1. Aug 19, 2008

### gigli

1. The problem statement, all variables and given/known data
A light ray enters the plastic block in the illustration at an angle of 33.0° and then exits the opposite side. The long side of the block has a length of 0.670 m and its index of refraction is 1.70. For how much time is the light ray inside the block?

https://www.physicsforums.com/attachment.php?attachmentid=15094&stc=1&d=1219187822

2. Relevant equations
Snell's law:
nisin$$\theta$$i=nrsin$$\theta$$r
n=index of refraction
$$\theta$$=incident angle from normal

n plastic=1.70
n air = 1.00

3. The attempt at a solution
According to Snell's law:
(1.70)*sin(33)=(1.00)*sin($$\theta$$)
0.92588636=sin($$\theta$$)
arcsin(0.92588636)=$$\theta$$ = 67.8023923 degrees

And the speed of light is 2.998*10^8 m/s.

But after that I am not sure where to proceed! Can anyone help me figure this one out?

2. Aug 19, 2008

### G01

You need to know two things to solve this problem.

1. The speed of light in the plastic block.

Do you know how to find this?

2.You need to know the length of the path traveled through the block.
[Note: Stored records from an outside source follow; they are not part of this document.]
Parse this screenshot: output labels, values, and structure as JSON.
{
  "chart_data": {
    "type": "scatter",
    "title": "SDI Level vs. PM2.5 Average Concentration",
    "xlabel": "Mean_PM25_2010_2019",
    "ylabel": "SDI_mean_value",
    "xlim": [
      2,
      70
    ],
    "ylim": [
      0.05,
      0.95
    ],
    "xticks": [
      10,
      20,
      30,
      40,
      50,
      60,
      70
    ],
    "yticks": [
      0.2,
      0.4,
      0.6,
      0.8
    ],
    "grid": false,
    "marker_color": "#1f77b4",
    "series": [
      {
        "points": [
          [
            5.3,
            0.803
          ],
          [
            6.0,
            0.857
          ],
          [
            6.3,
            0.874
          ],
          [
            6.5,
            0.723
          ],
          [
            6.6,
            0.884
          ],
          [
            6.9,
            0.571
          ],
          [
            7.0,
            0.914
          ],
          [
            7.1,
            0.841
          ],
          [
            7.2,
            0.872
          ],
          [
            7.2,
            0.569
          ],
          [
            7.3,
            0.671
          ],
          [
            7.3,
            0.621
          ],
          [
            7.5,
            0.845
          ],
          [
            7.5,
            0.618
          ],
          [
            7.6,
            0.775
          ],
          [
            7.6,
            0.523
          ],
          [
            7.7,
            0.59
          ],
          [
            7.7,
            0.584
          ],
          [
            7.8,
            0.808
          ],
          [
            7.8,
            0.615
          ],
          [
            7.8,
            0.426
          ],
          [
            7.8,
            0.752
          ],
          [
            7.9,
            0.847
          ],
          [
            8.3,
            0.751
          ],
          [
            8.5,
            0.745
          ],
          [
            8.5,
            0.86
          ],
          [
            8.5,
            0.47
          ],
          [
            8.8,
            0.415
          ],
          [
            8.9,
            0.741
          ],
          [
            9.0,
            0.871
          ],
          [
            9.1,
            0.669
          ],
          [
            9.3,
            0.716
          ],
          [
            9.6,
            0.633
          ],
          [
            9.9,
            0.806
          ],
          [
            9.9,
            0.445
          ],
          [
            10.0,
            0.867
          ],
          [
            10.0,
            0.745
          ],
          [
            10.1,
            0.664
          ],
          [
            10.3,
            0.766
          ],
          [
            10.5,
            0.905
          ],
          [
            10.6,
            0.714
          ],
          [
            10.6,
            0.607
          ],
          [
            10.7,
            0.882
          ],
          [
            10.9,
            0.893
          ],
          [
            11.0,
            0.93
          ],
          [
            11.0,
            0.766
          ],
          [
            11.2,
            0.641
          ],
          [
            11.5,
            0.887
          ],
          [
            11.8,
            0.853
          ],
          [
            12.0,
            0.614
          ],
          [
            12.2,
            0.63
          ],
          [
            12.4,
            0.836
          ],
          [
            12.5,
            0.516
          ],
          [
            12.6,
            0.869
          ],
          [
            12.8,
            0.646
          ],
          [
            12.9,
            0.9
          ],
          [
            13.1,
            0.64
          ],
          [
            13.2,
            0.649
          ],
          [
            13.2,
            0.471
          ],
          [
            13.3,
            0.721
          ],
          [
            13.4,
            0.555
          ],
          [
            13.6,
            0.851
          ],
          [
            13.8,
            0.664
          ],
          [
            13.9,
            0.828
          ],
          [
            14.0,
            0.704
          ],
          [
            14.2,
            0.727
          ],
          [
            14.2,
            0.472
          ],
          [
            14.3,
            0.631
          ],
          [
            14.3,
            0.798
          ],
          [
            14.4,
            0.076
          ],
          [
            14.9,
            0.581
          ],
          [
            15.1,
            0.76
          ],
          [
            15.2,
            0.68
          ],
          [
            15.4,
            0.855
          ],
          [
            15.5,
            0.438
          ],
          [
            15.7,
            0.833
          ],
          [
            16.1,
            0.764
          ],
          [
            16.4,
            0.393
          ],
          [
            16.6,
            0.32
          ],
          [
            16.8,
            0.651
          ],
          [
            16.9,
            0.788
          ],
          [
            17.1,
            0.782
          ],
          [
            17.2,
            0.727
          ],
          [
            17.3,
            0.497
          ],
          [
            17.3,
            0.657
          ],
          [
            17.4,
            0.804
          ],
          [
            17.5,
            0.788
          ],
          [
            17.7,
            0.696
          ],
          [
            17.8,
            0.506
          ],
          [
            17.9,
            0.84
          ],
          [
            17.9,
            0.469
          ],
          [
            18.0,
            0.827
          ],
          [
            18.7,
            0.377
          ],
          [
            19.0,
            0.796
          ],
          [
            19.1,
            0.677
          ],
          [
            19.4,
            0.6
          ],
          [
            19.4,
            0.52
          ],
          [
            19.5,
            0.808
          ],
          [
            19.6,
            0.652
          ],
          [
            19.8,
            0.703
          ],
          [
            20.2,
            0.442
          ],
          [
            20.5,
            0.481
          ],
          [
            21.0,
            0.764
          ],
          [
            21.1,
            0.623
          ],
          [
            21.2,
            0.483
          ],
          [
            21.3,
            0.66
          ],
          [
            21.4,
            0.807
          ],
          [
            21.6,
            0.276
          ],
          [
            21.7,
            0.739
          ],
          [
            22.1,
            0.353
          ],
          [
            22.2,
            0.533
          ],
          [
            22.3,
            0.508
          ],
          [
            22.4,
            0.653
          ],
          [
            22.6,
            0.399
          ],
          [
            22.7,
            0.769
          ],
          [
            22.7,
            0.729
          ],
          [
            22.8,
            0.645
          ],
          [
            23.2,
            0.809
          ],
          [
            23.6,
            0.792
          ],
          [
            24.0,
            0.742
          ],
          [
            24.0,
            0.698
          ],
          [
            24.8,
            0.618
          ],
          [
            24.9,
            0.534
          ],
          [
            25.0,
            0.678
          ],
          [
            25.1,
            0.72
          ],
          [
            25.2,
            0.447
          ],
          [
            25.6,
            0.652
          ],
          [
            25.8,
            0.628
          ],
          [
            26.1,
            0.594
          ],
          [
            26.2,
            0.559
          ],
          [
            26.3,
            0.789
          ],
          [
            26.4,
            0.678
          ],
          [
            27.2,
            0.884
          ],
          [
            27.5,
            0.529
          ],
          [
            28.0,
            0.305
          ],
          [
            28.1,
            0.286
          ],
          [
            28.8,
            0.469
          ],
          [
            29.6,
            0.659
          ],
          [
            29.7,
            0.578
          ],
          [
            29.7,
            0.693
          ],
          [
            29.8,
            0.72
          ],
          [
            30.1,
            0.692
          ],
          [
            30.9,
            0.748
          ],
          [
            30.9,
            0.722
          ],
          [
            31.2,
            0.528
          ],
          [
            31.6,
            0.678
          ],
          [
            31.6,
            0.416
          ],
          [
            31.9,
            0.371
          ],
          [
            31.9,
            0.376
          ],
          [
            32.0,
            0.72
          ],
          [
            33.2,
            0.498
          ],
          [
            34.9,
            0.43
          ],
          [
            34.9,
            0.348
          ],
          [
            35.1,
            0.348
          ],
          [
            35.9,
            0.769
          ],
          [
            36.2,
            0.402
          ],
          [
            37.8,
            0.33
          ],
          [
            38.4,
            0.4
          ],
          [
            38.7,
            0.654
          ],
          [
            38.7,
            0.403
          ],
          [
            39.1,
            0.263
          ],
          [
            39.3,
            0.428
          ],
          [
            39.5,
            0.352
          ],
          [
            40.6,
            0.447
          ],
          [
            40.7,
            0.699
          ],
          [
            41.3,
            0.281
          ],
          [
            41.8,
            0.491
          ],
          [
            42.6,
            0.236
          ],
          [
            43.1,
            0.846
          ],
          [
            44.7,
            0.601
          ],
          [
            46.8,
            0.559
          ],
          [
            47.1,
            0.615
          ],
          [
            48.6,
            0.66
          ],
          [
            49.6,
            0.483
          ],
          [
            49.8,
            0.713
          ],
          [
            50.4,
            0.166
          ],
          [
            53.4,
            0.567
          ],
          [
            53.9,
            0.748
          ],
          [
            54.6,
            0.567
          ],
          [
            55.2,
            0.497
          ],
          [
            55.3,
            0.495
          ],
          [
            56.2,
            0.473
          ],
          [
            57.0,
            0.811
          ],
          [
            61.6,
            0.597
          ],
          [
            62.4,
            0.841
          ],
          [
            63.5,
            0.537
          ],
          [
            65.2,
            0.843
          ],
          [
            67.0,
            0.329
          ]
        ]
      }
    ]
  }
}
You should be able to find this using the angle obtained from Snell's law and some trigonometry, but I can't say for sure if you don't post the actual figure in question.

3. Aug 19, 2008

### gigli

4. Aug 20, 2008

### gigli

Got it. Speed of light in plastic. Roger. Appreciate it

Last edited: Aug 20, 2008
5. Aug 20, 2008

### alphysicist

The only property you're given about the material is its index of refraction. What is the definition of the index of refraction?